Снова опрокидывали по «дринку».

– Вери колд! – восклицал я, поёживаясь не то от холода, не то от пойла.
– Йес, – соглашался Рик. – Вери-вери колд, май диа френд Владимир!

Снова хрустели огурцами.

Удивительное дело! Спустя две недели мы с Риком оживлённо болтали на нами же созданном русско-американском суржике. Доходило даже до политики: я включал телевизор и показывал американцу новости из Югославии. Жители Белграда стояли на мосту, взявшись за руки, пытаясь защитить таким образом свой город от бомбёжек самолётами НАТО.

– Пропаганда! – восклицал Рик Холтон.
– Прямой эфир, мой друг! – возражал я.

Рик умолкал. Долго ходил по квартире и, наконец не выдержав, просил налить водки. Очередная бутылка была пуста.

– Сходим в ларёк? – по-русски предлагал американец и совал мне двадцатидолларовую купюру.

В ночном ларьке продавец, он же охранник и меняла, снабжал нас «беленькой» и баклажанной икрой.

– Заморская баклажанная? – спрашивал Рик. Он уже успел посмотреть со мной несколько фильмов Гайдая.
– Гёрл, гёрл… – бормочет Рик над опустевшим стаканом крымской водки «на бруньках». Кажется, он мучительно ищет прилагательное к слову «гёрл».

Я уже знаю, что девушка, на которой Рик собирался жениться, бросила заморского жениха и выходит замуж за коннозаводчика из Швейцарии. Русского, кстати, по происхождению.

– Бэд гёрл? – подсказываю я.
– Ноу! – восклицает Рик Холтон. – Найс!.. Бьютифул!.. Вандефул!.. Квин!.. Владимир, а давай ещё сходим за водкой?

Где-то я прочёл, что для мужчин несчастная любовь – это предлог к наслаждению без всякой любви. А может, приглашение к пьянству?

Я только что отстрадал от неразделённой любви к рыжей стервочке-стриптизёрше Нонне, у меня теперь «от этих дел» добротнейший иммунитет, но как объяснить всё это Рику?
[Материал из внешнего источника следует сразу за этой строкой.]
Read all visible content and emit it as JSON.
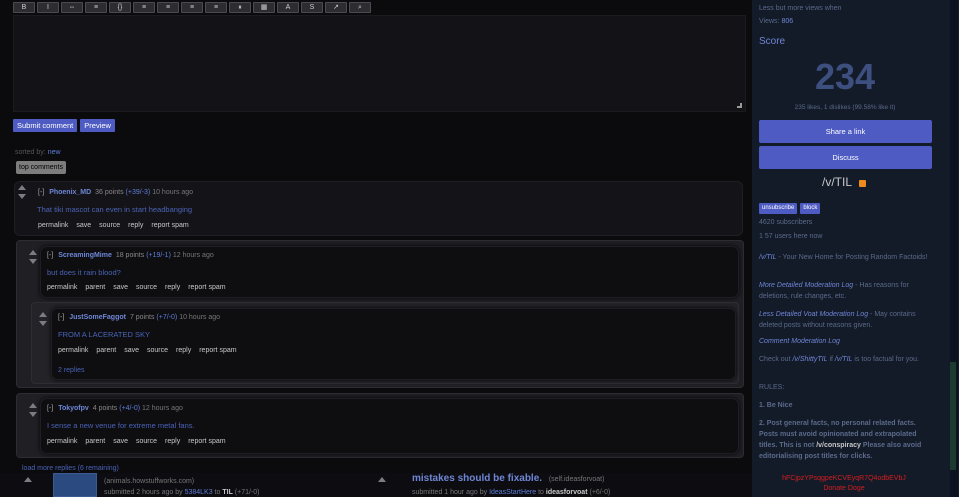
{
  "toolbar": {
    "buttons": [
      {
        "label": "B",
        "icon": "bold-icon"
      },
      {
        "label": "I",
        "icon": "italic-icon"
      },
      {
        "label": "⇔",
        "icon": "link-icon"
      },
      {
        "label": "≡",
        "icon": "quote-icon"
      },
      {
        "label": "{}",
        "icon": "code-icon"
      },
      {
        "label": "≡",
        "icon": "bullet-list-icon"
      },
      {
        "label": "≡",
        "icon": "numbered-list-icon"
      },
      {
        "label": "≡",
        "icon": "heading-icon"
      },
      {
        "label": "≡",
        "icon": "hr-icon"
      },
      {
        "label": "⏸",
        "icon": "pause-icon"
      },
      {
        "label": "▦",
        "icon": "table-icon"
      },
      {
        "label": "A",
        "icon": "font-icon"
      },
      {
        "label": "S",
        "icon": "strike-icon"
      },
      {
        "label": "↗",
        "icon": "expand-icon"
      },
      {
        "label": "⌕",
        "icon": "search-icon"
      }
    ]
  },
  "comment_form": {
    "submit_label": "Submit comment",
    "preview_label": "Preview"
  },
  "sort": {
    "prefix": "sorted by:",
    "value": "new"
  },
  "top_comments_label": "top comments",
  "comments": [
    {
      "toggle": "[-]",
      "author": "Phoenix_MD",
      "score": "36 points",
      "votes": "(+39/-3)",
      "age": "10 hours ago",
      "text": "That tiki mascot can even in start headbanging",
      "actions": [
        "permalink",
        "save",
        "source",
        "reply",
        "report spam"
      ]
    },
    {
      "toggle": "[-]",
      "author": "ScreamingMime",
      "score": "18 points",
      "votes": "(+19/-1)",
      "age": "12 hours ago",
      "text": "but does it rain blood?",
      "actions": [
        "permalink",
        "parent",
        "save",
        "source",
        "reply",
        "report spam"
      ]
    },
    {
      "toggle": "[-]",
      "author": "JustSomeFaggot",
      "score": "7 points",
      "votes": "(+7/-0)",
      "age": "10 hours ago",
      "text": "FROM A LACERATED SKY",
      "actions": [
        "permalink",
        "parent",
        "save",
        "source",
        "reply",
        "report spam"
      ],
      "more": "2 replies"
    },
    {
      "toggle": "[-]",
      "author": "Tokyofpv",
      "score": "4 points",
      "votes": "(+4/-0)",
      "age": "12 hours ago",
      "text": "I sense a new venue for extreme metal fans.",
      "actions": [
        "permalink",
        "parent",
        "save",
        "source",
        "reply",
        "report spam"
      ]
    }
  ],
  "load_more": "load more replies (6 remaining)",
  "bottom": {
    "left_domain": "(animals.howstuffworks.com)",
    "left_submitted": "submitted 2 hours ago by",
    "left_user": "5384LK3",
    "left_to": "to",
    "left_sub": "TIL",
    "left_votes": "(+71/-0)",
    "right_title": "mistakes should be fixable.",
    "right_domain": "(self.ideasforvoat)",
    "right_submitted": "submitted 1 hour ago by",
    "right_user": "IdeasStartHere",
    "right_to": "to",
    "right_sub": "ideasforvoat",
    "right_votes": "(+6/-0)"
  },
  "sidebar": {
    "top_line1": "Less but more views when",
    "top_line2": "Views:",
    "top_views": "806",
    "score_heading": "Score",
    "score_value": "234",
    "score_detail": "235 likes, 1 dislikes (99.58% like it)",
    "share_label": "Share a link",
    "discuss_label": "Discuss",
    "subverse": "/v/TIL",
    "unsubscribe_label": "unsubscribe",
    "block_label": "block",
    "subscribers": "4620 subscribers",
    "online": "1 57 users here now",
    "tagline_link": "/v/TIL",
    "tagline": "- Your New Home for Posting Random Factoids!",
    "link1": "More Detailed Moderation Log",
    "link1_rest": "- Has reasons for deletions, rule changes, etc.",
    "link2": "Less Detailed Voat Moderation Log",
    "link2_rest": "- May contains deleted posts without reasons given.",
    "link3": "Comment Moderation Log",
    "checkout_prefix": "Check out",
    "checkout_link": "/v/ShittyTIL",
    "checkout_mid": "if",
    "checkout_link2": "/v/TIL",
    "checkout_end": "is too factual for you.",
    "rules_heading": "RULES:",
    "rule1": "1. Be Nice",
    "rule2": "2. Post general facts, no personal related facts. Posts must avoid opinionated and extrapolated titles. This is not",
    "rule2_em": "/v/conspiracy",
    "rule2_end": "Please also avoid editorialising post titles for clicks.",
    "red_line1": "hFCjpzYPsqgpeKCVEyqR7Q4odbEVbJ",
    "red_line2": "Donate Doge"
  },
  "colors": {
    "accent": "#4e5bc2",
    "link": "#6f86d6",
    "background": "#0b0b0e",
    "sidebar": "#131a28",
    "warning": "#d21f1f"
  }
}
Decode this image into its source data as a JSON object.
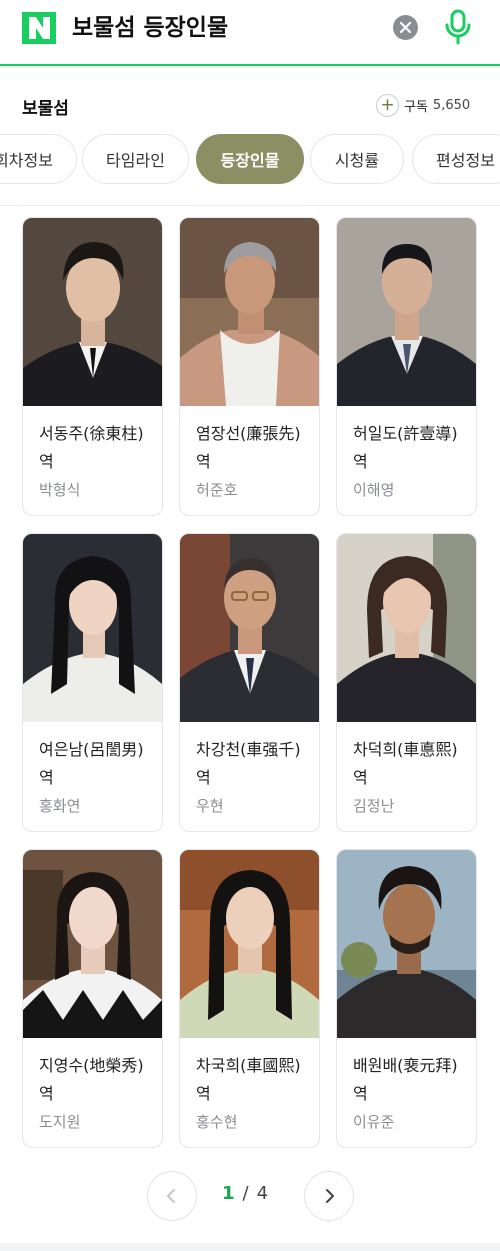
{
  "search": {
    "query": "보물섬 등장인물",
    "logo_letter": "N",
    "clear_icon": "close-icon",
    "mic_icon": "mic-icon",
    "accent_color": "#19ce60"
  },
  "program": {
    "title": "보물섬",
    "subscribe_label": "구독",
    "subscribe_count": "5,650"
  },
  "tabs": [
    {
      "label": "회차정보",
      "active": false
    },
    {
      "label": "타임라인",
      "active": false
    },
    {
      "label": "등장인물",
      "active": true
    },
    {
      "label": "시청률",
      "active": false
    },
    {
      "label": "편성정보",
      "active": false
    }
  ],
  "cast": [
    {
      "role": "서동주(徐東柱) 역",
      "actor": "박형식"
    },
    {
      "role": "염장선(廉張先) 역",
      "actor": "허준호"
    },
    {
      "role": "허일도(許壹導) 역",
      "actor": "이해영"
    },
    {
      "role": "여은남(呂誾男) 역",
      "actor": "홍화연"
    },
    {
      "role": "차강천(車强千) 역",
      "actor": "우현"
    },
    {
      "role": "차덕희(車悳熙) 역",
      "actor": "김정난"
    },
    {
      "role": "지영수(地榮秀) 역",
      "actor": "도지원"
    },
    {
      "role": "차국희(車國熙) 역",
      "actor": "홍수현"
    },
    {
      "role": "배원배(裵元拜) 역",
      "actor": "이유준"
    }
  ],
  "pagination": {
    "current": "1",
    "separator": "/",
    "total": "4",
    "prev_icon": "chevron-left-icon",
    "next_icon": "chevron-right-icon",
    "current_color": "#1aa553"
  }
}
Но вернёмся к английскому. Я уже уволился с флота, развёлся с женой и жил в коммуналке, когда заглянувший к соседям питерский алкаш попросил пятьдесят рублей «на бурбон». Я послал его, и довольно невежливо. (Надоели до поросячьего визга!) Но когда повернулся к нему спиной, алкаш воскликнул:
– Сэр!
– Чего тебе ещё?
– Сэр, а если я попрошу у вас денег на хорошем английском языке?
– Валяй! – потрясённо воскликнул я.

Он действительно попросил, и если бы я в этот миг закрыл глаза, то был бы уверен, что нахожусь в британском парламенте. Мне стало стыдно, и я дал ему пятьсот – в ту пору это было эквивалентом десяти флаконов знаменитого «три топора».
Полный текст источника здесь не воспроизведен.